Sospetto che si rivelava fondato. Sull’autovettura sono state rinvenute, infatti, due confezioni cilindriche di biscotti e patatine contenenti numerosi monili in oro e denaro contante, nonché due lettere di società assicurative intestate ad un uomo residente a Poggibonsi (SI).
Scoperti, i tre occupanti del veicolo hanno ammesso di aver effettuato una truffa in danno di un anziano e che i monili in oro ed i contanti rivenuti ne erano il provento.
Le indagini permettevano di individuare la vittima, un ottantasettenne di Poggibonsi il quale era stato contattato telefonicamente da un uomo che si era qualificato come un Carabiniere, che gli riferiva che la sua auto era stata segnalata come veicolo utilizzato per una rapina, nella quale erano stati asportati dei gioielli, motivo per cui, nell’arco di qualche minuto, sarebbe giunto presso la sua abitazione un suo collega per verificare i preziosi che lo stesso aveva in casa.
Di lì a poco una ragazza, spacciandosi per un Carabiniere, si presentava presso la sua abitazione facendosi consegnare il tutto.

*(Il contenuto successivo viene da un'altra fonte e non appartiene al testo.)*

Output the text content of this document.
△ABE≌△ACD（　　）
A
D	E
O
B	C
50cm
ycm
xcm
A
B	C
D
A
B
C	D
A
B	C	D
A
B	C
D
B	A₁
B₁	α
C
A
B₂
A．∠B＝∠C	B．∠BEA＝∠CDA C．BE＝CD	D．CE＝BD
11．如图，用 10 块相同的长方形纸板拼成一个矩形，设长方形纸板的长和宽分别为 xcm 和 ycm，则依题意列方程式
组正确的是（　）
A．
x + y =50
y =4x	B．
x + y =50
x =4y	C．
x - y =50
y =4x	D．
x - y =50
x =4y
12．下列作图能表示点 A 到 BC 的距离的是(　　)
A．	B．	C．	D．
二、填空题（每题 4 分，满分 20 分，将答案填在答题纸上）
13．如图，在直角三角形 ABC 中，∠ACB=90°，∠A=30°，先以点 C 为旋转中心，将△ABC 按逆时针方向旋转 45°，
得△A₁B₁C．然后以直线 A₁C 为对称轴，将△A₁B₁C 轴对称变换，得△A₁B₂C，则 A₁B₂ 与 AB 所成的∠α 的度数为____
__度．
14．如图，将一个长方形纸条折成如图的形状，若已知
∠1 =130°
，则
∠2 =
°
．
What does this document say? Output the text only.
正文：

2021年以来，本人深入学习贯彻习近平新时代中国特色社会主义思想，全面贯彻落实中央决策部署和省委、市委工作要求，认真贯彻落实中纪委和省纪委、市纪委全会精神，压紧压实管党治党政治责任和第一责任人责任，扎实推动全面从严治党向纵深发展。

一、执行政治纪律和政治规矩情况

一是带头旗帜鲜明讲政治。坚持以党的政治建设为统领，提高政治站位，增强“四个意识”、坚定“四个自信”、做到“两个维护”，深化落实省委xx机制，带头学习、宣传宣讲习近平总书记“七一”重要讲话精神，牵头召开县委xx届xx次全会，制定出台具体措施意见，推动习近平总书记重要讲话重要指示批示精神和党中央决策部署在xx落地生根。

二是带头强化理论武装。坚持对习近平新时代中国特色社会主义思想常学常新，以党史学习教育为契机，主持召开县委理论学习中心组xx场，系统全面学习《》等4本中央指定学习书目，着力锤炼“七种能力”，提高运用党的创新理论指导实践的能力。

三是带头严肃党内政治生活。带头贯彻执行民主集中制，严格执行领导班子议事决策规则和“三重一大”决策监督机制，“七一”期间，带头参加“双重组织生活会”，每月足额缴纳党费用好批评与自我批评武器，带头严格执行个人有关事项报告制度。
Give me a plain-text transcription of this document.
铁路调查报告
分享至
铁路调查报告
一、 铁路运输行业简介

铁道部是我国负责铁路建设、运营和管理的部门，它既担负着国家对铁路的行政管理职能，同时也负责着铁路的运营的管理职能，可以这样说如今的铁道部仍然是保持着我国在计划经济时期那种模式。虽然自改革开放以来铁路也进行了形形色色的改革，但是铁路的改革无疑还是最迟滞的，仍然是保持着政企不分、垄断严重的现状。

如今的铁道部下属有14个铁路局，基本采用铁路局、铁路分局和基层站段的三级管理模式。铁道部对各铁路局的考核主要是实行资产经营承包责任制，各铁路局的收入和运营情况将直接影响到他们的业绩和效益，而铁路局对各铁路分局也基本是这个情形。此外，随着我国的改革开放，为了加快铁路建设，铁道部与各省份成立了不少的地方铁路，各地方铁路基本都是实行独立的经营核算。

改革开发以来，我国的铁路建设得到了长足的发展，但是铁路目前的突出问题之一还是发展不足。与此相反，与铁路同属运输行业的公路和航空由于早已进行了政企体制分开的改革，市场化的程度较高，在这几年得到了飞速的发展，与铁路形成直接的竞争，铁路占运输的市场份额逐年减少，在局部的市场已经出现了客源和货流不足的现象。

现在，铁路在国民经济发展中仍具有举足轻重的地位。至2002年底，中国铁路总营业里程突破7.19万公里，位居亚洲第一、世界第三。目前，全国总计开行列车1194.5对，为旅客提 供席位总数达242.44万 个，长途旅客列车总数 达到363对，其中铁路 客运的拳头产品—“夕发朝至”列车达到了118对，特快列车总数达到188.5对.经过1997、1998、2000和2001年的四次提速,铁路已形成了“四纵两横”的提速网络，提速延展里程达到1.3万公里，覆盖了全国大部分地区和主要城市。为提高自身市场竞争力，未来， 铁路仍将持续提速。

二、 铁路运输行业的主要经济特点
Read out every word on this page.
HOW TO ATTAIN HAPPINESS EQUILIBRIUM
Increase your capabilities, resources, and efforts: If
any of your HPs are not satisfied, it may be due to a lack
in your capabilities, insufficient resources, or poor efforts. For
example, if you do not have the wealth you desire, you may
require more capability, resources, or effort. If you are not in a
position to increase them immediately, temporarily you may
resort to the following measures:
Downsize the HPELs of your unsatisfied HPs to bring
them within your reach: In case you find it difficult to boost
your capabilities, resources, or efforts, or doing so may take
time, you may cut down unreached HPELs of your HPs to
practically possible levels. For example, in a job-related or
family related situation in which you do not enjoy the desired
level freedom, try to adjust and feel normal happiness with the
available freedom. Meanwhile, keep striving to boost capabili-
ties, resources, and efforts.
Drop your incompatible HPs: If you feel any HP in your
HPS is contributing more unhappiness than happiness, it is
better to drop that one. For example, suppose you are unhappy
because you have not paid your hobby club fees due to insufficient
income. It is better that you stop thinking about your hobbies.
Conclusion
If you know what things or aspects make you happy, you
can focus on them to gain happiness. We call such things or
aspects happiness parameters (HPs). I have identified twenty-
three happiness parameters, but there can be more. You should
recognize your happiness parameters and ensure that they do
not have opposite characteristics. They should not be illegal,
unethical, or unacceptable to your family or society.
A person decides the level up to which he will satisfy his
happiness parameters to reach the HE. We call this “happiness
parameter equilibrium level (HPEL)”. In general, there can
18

Inviate le foto della refurtiva al Commissariato di Poggibonsi, l’anziano confermava che si trattava dei suoi gioielli, riconoscendo anche la ragazza che si era presentata presso la sua abitazione.
I tre sono stati arrestati e messi a disposizione della Procura della Repubblica di Rieti che convalidava l’arresto e disponeva l’immediata liberazione degli arrestati.